そして喫茶店を出た後、僕たちはモール内をブラブラして、気づけば夕方になっていた。
「もうこんな時間か」と沼塚が呟くのを聞いて
僕は時計を見て驚く。
「ほんとだ……電車早く乗って帰んないと」
「だね、俺は小樽行きの方からバスで帰るから…あ、札幌の方が来る時間早いね。ここで解散かな」
「うん、じゃあまた」
「ねえ奥村、また誘ってもいい?」
「え?う、うん、沼塚がいいなら」
僕が返事をすれば「やった」と彼は嬉しそうに笑って「また、学校でね~」と手を振ってくれた。
それに釣られるように、沼塚に手を振ってから改札を抜けて
新千歳空港行きと電光掲示板に表示された2番ホームに着くと
丁度電車がやってきて、僕はそれに乗車した。
そして壁に背を預けて電車に揺られながら心の中で今日1日を振り返る。
(楽しかった、な……)
最初は不安だったけれど、沼塚はとても優しかった。
普通は変だとか、からわかわれるようなことも
『変じゃないよ』と肯定してくれた。
非日常すぎて、今日はなんだか変な気分だ。
僕はその感情に蓋をするようにマスクを深く付け直すのだった。
「あら、おかえり。今日、お友達と映画行ってきたんでしょう?楽しかった?」
家に着くとエプロン姿で料理をしていたであろう母が玄関まで来てそう言った。
「うん、思ったより」
短く答えれば
「ふふ、その顔じゃ、良い友達ができたみたいね。もうご飯できるから、手洗って着替えてきちゃいなさい」
と満足気に言って、僕の返答も聞かずまたリビングへと戻って行った。
嬉しそうに笑う母を見て、心底安堵する。
そして洗面所に向かうのだった。
その後、夕食を食べ終えて自室に戻った僕はベッドに横たわりスマホをいじっていた。
(沼塚は……もう家かな)
なんて思いながら、メッセージアプリを開くとそこには沼塚からのメッセージが届いていた。

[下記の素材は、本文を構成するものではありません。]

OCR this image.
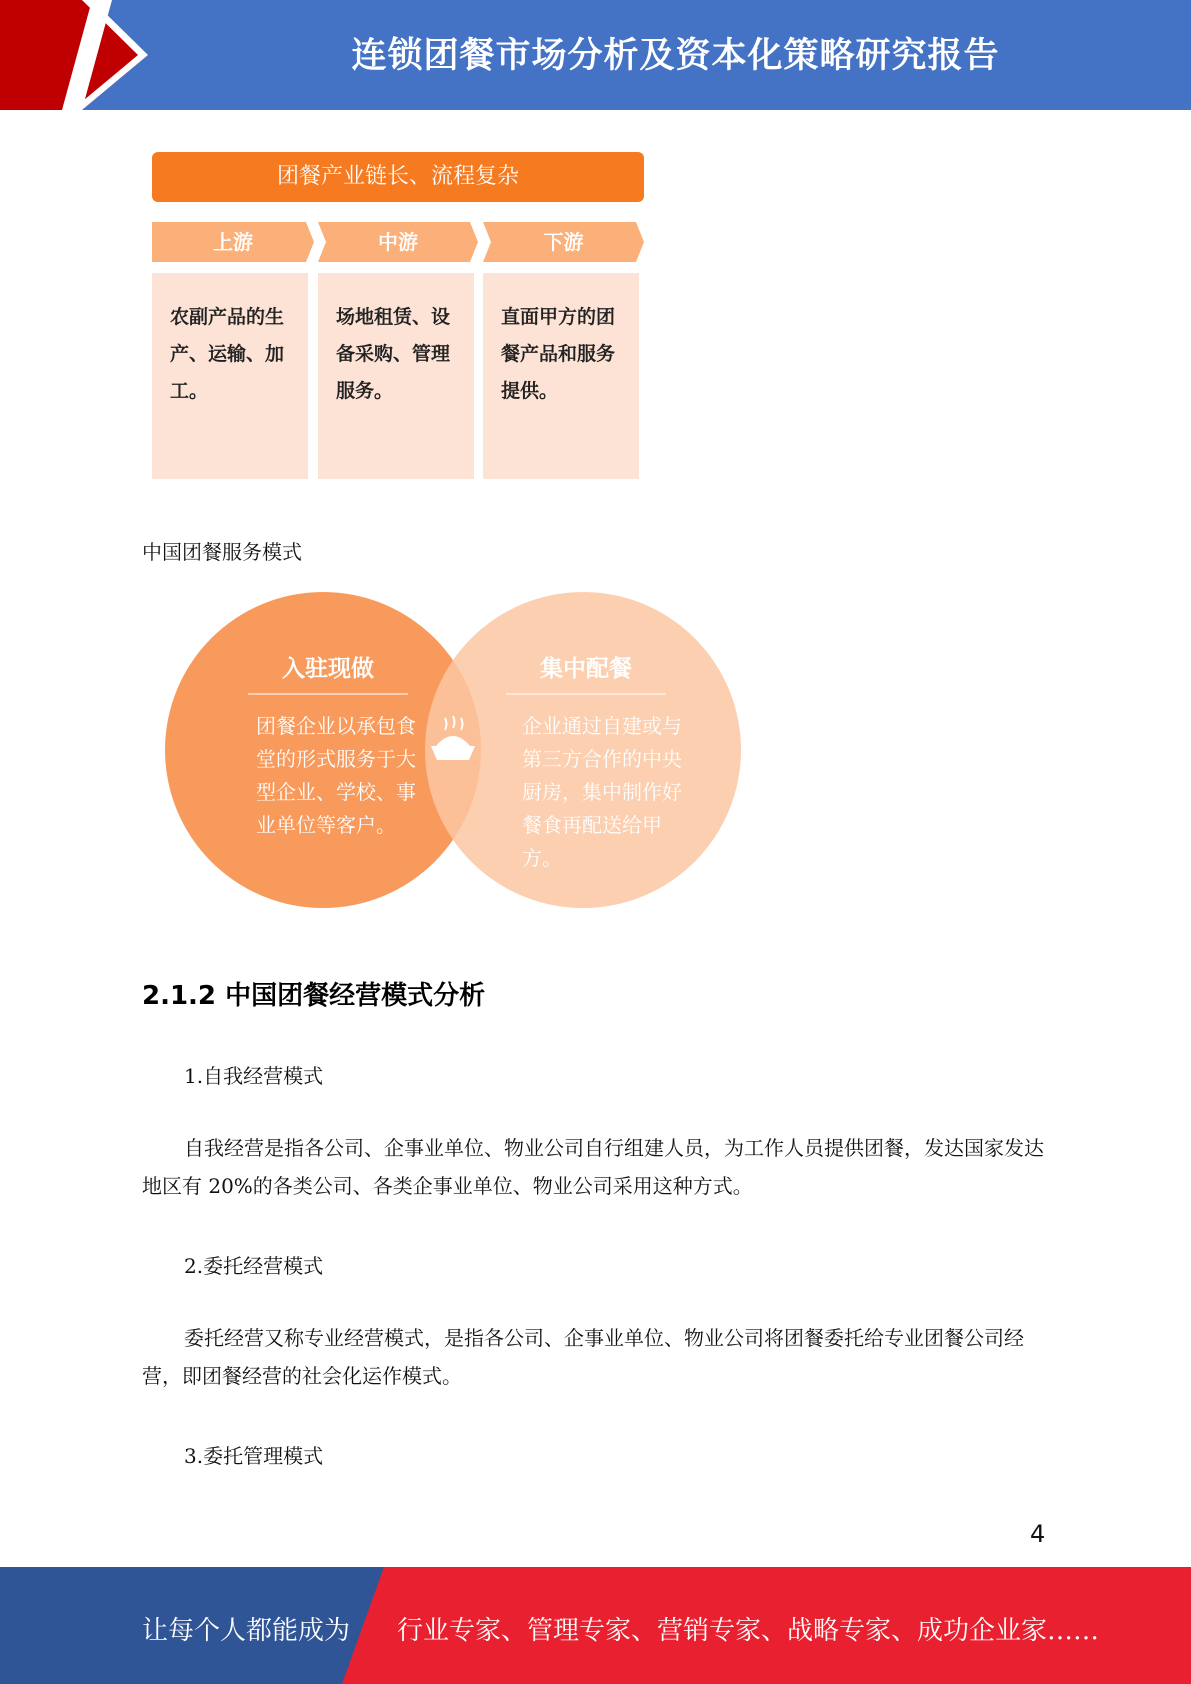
连锁团餐市场分析及资本化策略研究报告
团餐产业链长、流程复杂
上游	中游	下游
农副产品的生产、运输、加工。
场地租赁、设备采购、管理服务。
直面甲方的团餐产品和服务提供。
中国团餐服务模式
入驻现做
团餐企业以承包食堂的形式服务于大型企业、学校、事业单位等客户。
集中配餐
企业通过自建或与第三方合作的中央厨房，集中制作好餐食再配送给甲方。
2.1.2 中国团餐经营模式分析
1.自我经营模式
自我经营是指各公司、企事业单位、物业公司自行组建人员，为工作人员提供团餐，发达国家发达地区有 20%的各类公司、各类企事业单位、物业公司采用这种方式。
2.委托经营模式
委托经营又称专业经营模式，是指各公司、企事业单位、物业公司将团餐委托给专业团餐公司经营，即团餐经营的社会化运作模式。
3.委托管理模式
4
让每个人都能成为 行业专家、管理专家、营销专家、战略专家、成功企业家……
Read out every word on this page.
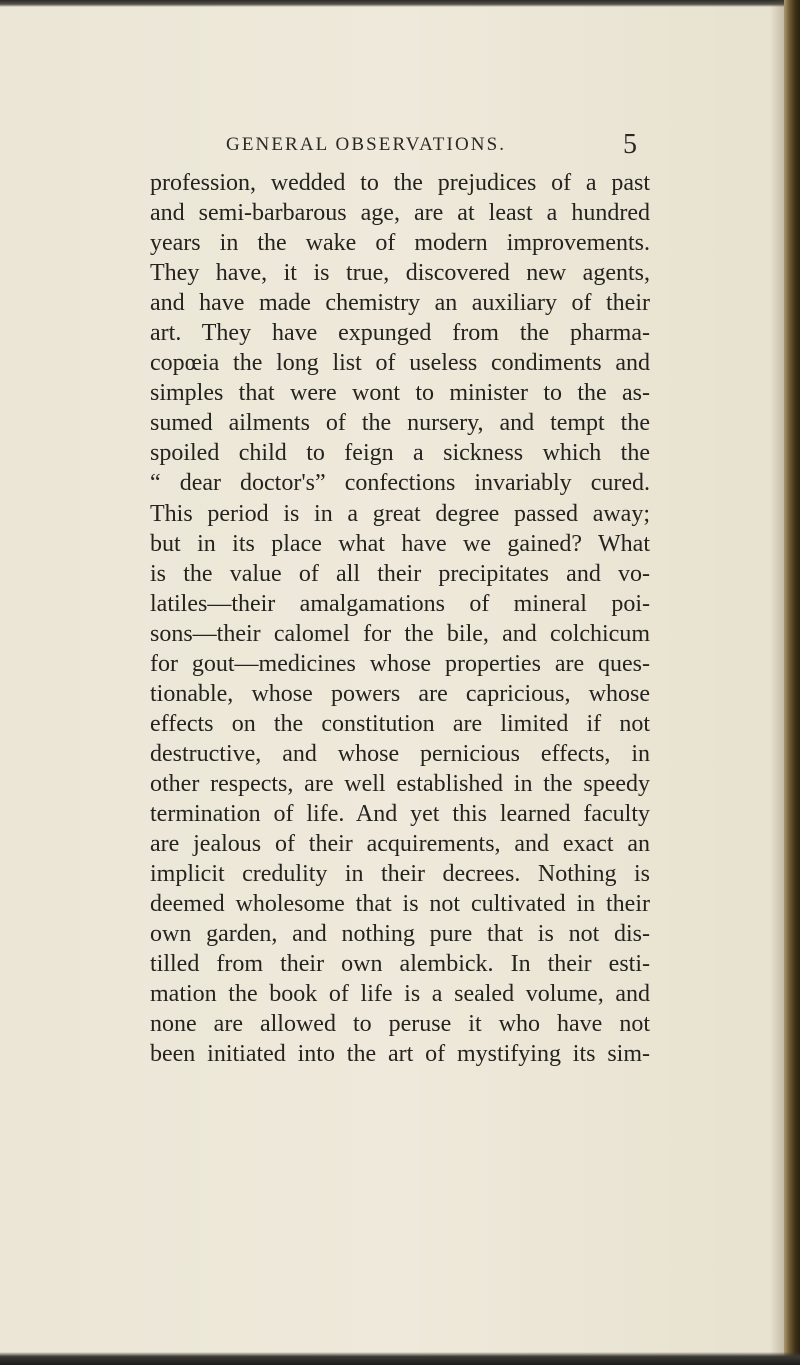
GENERAL OBSERVATIONS.	5
profession, wedded to the prejudices of a past
and semi-barbarous age, are at least a hundred
years in the wake of modern improvements.
They have, it is true, discovered new agents,
and have made chemistry an auxiliary of their
art. They have expunged from the pharma-
copœia the long list of useless condiments and
simples that were wont to minister to the as-
sumed ailments of the nursery, and tempt the
spoiled child to feign a sickness which the
“ dear doctor's” confections invariably cured.
This period is in a great degree passed away;
but in its place what have we gained? What
is the value of all their precipitates and vo-
latiles—their amalgamations of mineral poi-
sons—their calomel for the bile, and colchicum
for gout—medicines whose properties are ques-
tionable, whose powers are capricious, whose
effects on the constitution are limited if not
destructive, and whose pernicious effects, in
other respects, are well established in the speedy
termination of life. And yet this learned faculty
are jealous of their acquirements, and exact an
implicit credulity in their decrees. Nothing is
deemed wholesome that is not cultivated in their
own garden, and nothing pure that is not dis-
tilled from their own alembick. In their esti-
mation the book of life is a sealed volume, and
none are allowed to peruse it who have not
been initiated into the art of mystifying its sim-
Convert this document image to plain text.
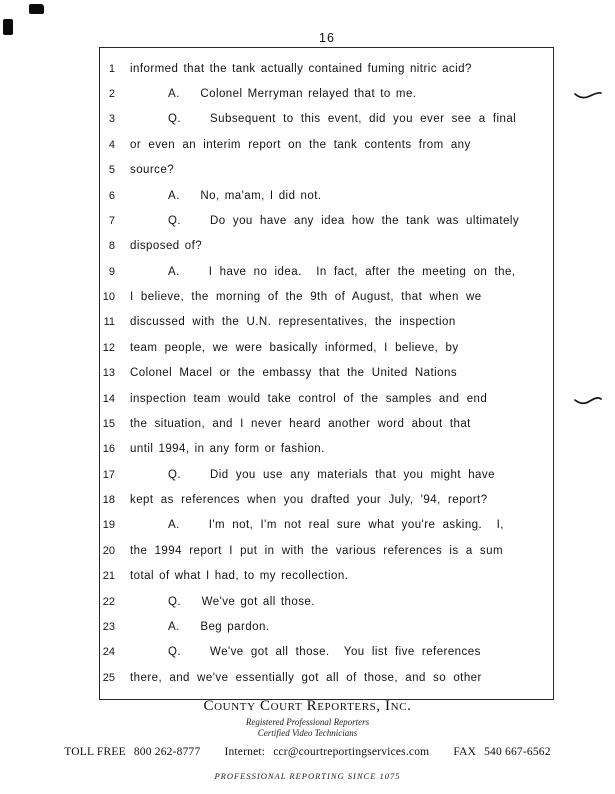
16
1 informed that the tank actually contained fuming nitric acid?
2	A.    Colonel Merryman relayed that to me.
3	Q.    Subsequent to this event, did you ever see a final
4 or even an interim report on the tank contents from any
5 source?
6	A.    No, ma'am, I did not.
7	Q.    Do you have any idea how the tank was ultimately
8 disposed of?
9	A.    I have no idea.  In fact, after the meeting on the,
10 I believe, the morning of the 9th of August, that when we
11 discussed with the U.N. representatives, the inspection
12 team people, we were basically informed, I believe, by
13 Colonel Macel or the embassy that the United Nations
14 inspection team would take control of the samples and end
15 the situation, and I never heard another word about that
16 until 1994, in any form or fashion.
17	Q.    Did you use any materials that you might have
18 kept as references when you drafted your July, '94, report?
19	A.    I'm not, I'm not real sure what you're asking.  I,
20 the 1994 report I put in with the various references is a sum
21 total of what I had, to my recollection.
22	Q.    We've got all those.
23	A.    Beg pardon.
24	Q.    We've got all those.  You list five references
25 there, and we've essentially got all of those, and so other
County Court Reporters, Inc.
Registered Professional Reporters
Certified Video Technicians
TOLL FREE 800 262-8777 Internet: ccr@courtreportingservices.com FAX 540 667-6562
PROFESSIONAL REPORTING SINCE 1075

『奥村もう家ついた?映画も楽しかったし、今日は奥村のこと知れてちょっと嬉しかったよ』
という文面で。
その下に
ありがとうという手書きのようなフォントと共に
犬の顔が合成されたユニークなキャラクターのスタンプが送られてきてて
そのシュールさにクスッとしてしまった。
それに僕は
『うん、僕も楽しかった。今日はありがとう』と返信する。
するとすぐに既読が付き
送信したメッセージに親指を立てたグッドの絵文字でリアクションが返ってきた。
(沼塚って犬、好きなのかな)
なんて思いながらスマホを閉じて部屋着に着替えるとベッドに横になった。
そして毎日恒例の一人反省会が脳内で始まる。
沼塚みたいな、ああいう陽キャ属性?の人間は中学の頃もいた
今のクラスメイトの飯田みたいに声の大きさだけでその場に威圧感を与えるキングのような人間もいたし
群れた女子ほど怖いものはなかったっけ。
まあ、なにより恐れてたのは目から下を見られることだったけど。
『……でも、沼塚があんなふうに言ってくれるなんて思わなかったな』
社交辞令かもしれないけど
友達になれたからには
僕を肯定してくれた沼塚のためにも
この赤面顔は、絶対に見せられない。
──そんな事を考えながら、僕はそのまま眠りについた。